Taking 25-point sampling with radius R as an example, we split two-dimensional Gaussian blur into two one-dimensional Gaussian blur, and the code is as follows:

uniform sampler2D image; out vec4 FragmentColor; Uniform float offset[5] = float[](0.0, 1.0, 2.0, 3.0, 4.0); uniform float offset[5] = float[](0.0, 1.0, 2.0, 3.0, 4.0); Uniform float weight[5] = float[](0.2270270270, 0.1945945946, 0.1216216216, 0.0540540541, 0.0162162162); Void main(void) {FragmentColor = texture2D(image, vec2(gl_FragCoord) / 1024.0) * weight[0]; void main(void) {FragmentColor = texture2D(image, vec2(gl_FragCoord) / 1024.0) * weight[0]; for (int i=1; i<5; I ++) {FragmentColor += texture2D(image, (vec2(gl_FragCoord) + vec2(0.0, offset[I])) / 1024.0) * weight[I]; FragmentColor += texture2D(image, (vec2(gl_FragCoord) - vec2(0.0, offset[I])) / 1024.0) * weight[I]; }}Copy the code

Because it’s a sample of a radius of 5,25 points, you have to do 9 multiplications and 8 additions after dimensionality reduction. Now we can use linear filtering to represent two points with one point.

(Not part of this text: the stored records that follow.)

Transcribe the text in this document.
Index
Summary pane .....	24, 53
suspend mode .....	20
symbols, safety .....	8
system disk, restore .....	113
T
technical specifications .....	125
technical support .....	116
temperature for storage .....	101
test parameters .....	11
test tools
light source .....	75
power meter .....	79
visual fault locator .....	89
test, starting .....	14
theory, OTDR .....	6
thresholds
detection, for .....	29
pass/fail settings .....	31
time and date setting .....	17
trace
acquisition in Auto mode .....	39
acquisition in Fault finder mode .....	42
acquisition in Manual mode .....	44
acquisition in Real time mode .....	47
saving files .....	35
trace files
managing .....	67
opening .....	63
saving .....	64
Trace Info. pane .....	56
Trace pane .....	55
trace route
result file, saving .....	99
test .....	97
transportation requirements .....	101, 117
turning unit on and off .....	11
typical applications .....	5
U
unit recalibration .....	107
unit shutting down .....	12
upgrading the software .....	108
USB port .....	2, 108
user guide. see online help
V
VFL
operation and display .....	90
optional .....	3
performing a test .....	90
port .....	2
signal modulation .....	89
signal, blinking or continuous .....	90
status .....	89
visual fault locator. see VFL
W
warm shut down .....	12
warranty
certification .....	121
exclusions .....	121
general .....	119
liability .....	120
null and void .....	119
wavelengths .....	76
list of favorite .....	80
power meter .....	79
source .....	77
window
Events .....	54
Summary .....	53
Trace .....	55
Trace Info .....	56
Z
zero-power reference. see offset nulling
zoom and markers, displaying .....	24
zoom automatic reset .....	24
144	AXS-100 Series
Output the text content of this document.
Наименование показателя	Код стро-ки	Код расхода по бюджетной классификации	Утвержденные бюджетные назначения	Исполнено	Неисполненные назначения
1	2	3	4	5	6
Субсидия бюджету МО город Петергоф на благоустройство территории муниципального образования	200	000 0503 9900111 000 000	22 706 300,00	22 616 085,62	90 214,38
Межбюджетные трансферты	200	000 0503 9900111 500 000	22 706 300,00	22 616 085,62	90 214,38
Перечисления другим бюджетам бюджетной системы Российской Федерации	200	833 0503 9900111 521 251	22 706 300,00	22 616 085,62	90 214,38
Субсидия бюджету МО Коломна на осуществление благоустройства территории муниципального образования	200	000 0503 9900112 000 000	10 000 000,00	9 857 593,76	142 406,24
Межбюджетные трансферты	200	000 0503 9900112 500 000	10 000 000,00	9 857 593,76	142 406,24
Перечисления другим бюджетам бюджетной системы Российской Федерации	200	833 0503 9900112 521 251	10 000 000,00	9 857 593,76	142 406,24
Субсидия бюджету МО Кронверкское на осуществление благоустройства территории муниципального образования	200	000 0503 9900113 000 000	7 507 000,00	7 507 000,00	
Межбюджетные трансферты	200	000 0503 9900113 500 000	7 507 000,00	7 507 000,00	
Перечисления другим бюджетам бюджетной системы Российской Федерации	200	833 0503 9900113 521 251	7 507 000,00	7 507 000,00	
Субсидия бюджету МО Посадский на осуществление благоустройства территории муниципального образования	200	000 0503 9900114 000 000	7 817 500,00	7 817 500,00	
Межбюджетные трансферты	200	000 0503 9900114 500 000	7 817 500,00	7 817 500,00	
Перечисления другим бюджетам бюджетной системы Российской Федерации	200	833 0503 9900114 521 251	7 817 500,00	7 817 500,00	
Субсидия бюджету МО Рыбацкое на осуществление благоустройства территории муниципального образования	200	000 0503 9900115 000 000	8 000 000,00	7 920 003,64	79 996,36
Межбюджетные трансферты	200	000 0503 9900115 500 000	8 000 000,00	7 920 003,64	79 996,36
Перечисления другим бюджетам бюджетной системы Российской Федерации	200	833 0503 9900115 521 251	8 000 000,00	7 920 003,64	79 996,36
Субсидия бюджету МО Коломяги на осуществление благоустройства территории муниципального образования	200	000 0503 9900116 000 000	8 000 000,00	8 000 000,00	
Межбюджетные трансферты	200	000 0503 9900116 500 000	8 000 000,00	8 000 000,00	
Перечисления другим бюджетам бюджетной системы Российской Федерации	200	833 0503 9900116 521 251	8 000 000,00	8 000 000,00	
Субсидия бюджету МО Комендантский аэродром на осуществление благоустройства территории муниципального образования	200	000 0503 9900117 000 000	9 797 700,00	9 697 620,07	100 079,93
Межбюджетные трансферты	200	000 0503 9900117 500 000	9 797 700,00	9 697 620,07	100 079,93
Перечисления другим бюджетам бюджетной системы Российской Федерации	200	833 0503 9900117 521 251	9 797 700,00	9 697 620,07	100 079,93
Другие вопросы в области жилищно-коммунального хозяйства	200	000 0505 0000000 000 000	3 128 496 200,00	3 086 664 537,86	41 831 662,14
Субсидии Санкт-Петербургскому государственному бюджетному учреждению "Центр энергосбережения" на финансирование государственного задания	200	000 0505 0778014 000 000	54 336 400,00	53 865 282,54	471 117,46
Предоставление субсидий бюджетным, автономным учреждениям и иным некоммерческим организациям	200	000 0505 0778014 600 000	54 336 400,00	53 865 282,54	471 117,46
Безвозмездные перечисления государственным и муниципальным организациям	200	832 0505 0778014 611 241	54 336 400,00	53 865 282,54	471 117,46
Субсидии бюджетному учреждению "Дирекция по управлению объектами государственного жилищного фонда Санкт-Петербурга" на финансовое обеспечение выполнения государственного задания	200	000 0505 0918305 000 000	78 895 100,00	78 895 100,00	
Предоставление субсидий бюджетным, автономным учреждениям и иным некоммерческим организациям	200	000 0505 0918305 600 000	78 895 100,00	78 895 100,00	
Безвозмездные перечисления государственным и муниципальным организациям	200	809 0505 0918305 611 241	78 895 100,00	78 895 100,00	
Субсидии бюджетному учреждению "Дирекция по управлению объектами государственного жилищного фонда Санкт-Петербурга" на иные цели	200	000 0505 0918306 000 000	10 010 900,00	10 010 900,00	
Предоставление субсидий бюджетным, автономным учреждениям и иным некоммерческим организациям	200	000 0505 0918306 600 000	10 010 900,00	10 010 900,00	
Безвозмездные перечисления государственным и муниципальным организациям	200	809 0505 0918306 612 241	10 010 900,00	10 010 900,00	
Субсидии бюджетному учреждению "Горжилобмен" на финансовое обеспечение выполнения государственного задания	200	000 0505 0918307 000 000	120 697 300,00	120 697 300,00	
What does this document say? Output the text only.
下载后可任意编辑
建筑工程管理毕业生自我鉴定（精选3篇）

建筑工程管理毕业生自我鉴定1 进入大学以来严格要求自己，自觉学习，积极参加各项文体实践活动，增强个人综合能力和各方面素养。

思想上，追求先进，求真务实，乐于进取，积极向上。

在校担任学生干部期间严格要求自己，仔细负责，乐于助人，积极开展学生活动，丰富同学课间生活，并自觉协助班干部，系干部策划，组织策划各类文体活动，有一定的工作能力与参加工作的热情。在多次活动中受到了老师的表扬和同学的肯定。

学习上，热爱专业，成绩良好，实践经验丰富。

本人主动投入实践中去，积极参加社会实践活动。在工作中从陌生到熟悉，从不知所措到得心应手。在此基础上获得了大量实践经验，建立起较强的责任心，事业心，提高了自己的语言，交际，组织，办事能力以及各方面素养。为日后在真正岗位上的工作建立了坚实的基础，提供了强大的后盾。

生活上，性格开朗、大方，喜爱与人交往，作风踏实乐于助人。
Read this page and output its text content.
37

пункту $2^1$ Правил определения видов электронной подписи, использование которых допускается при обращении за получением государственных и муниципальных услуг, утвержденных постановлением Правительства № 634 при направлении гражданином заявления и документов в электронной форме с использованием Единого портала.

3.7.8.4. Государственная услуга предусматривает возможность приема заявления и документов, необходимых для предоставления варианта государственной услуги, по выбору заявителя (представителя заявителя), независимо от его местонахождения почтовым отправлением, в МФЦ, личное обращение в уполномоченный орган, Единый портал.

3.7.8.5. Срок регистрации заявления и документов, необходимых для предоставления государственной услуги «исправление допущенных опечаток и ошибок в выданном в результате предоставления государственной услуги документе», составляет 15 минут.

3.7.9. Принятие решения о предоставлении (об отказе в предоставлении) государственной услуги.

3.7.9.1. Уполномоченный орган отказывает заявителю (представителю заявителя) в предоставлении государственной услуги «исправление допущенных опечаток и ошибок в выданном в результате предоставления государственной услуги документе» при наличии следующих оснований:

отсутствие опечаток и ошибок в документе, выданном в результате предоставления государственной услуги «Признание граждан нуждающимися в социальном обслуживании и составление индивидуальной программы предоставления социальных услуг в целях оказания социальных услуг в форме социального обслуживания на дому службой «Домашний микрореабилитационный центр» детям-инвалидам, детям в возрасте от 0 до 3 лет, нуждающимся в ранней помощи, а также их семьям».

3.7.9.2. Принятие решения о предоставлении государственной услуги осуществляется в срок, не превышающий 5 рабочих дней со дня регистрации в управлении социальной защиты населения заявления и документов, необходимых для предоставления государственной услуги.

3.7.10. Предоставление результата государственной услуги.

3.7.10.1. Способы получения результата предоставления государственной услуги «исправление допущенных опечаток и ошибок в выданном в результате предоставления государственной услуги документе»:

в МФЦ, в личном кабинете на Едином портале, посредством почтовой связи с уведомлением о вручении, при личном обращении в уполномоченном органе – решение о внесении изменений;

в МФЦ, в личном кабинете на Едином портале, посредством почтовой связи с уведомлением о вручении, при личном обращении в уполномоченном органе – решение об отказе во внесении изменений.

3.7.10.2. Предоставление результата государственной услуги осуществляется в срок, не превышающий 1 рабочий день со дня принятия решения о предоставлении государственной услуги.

Linear filtering and linear interpolation are common methods in mathematics. Let’s briefly introduce linear interpolation:

In the figure above, we have x0,y0 and x1,y1. So if we know x, how do we solve for y, we’re going to use linear interpolation.

y = y0 + [(y1-y0)/(x1-x0)] * x

In other words, we can get a new point by using a linear difference of two points. Linear interpolation is widely used in images such as

For the above multicolor square, except for the four colors of the vertex, the colors of the other points are obtained by bilinear interpolation.

We can get a new point from two points, and that’s linear interpolation. This new point can represent the original two points.

In Gaussian blur, we can use the above formula to express the weight and distance of two points by one point. By this formula, our sampling of radius R = 5 at 25 points can be further simplified. We go from linear with five different weights to three.

uniform sampler2D image; out vec4 FragmentColor; Uniform float offset[3] = float[](0.0, 1.3846153846, 3.2307692308); uniform float offset[3] = float[](0.0, 1.3846153846, 3.2307692308); Uniform float weight[3] = float[](0.2270270270, 0.3162162162, 0.0702702703); Void main(void) {FragmentColor = texture2D(image, vec2(gl_FragCoord) / 1024.0) * weight[0]; void main(void) {FragmentColor = texture2D(image, vec2(gl_FragCoord) / 1024.0) * weight[0]; for (int i=1; i<3; I ++) {FragmentColor += texture2D(image, (vec2(gl_FragCoord) + vec2(0.0, offset[I])) / 1024.0) * weight[I]; FragmentColor += texture2D(image, (vec2(gl_FragCoord) - vec2(0.0, offset[I])) / 1024.0) * weight[I]; }}Copy the code

That simplifies to five multiplications and four additions.

(4) Trade space for time

In addition, we can also further reduce the number of multiplication. For the radius of 3, after splitting into two one-dimensional Gaussian filters, the number of multiplication and addition is changed from 9 times and 8 times to 5 times and 4 times. We can simplify the multiplication by looking up the table.

For gaussian blur of radius 3, the coefficients of window mask are determined. This simplifies to just two different values.
For pixels, the range of pixel values is also determined, 0-255.

This allows us to create a 256 * 3 map object and store it in an array so that we don’t have to do the multiplication and we can get the value behind the mask. So instead of doing five multiplications, you’re going to have only four additions.

(5) Finally, FBO should be carried out several times

Gaussian blur obtained by fast Gaussian filtering method may not be very good, so we can improve the effect of Gaussian blur by filtering again and repeatedly on the results of the first filtering.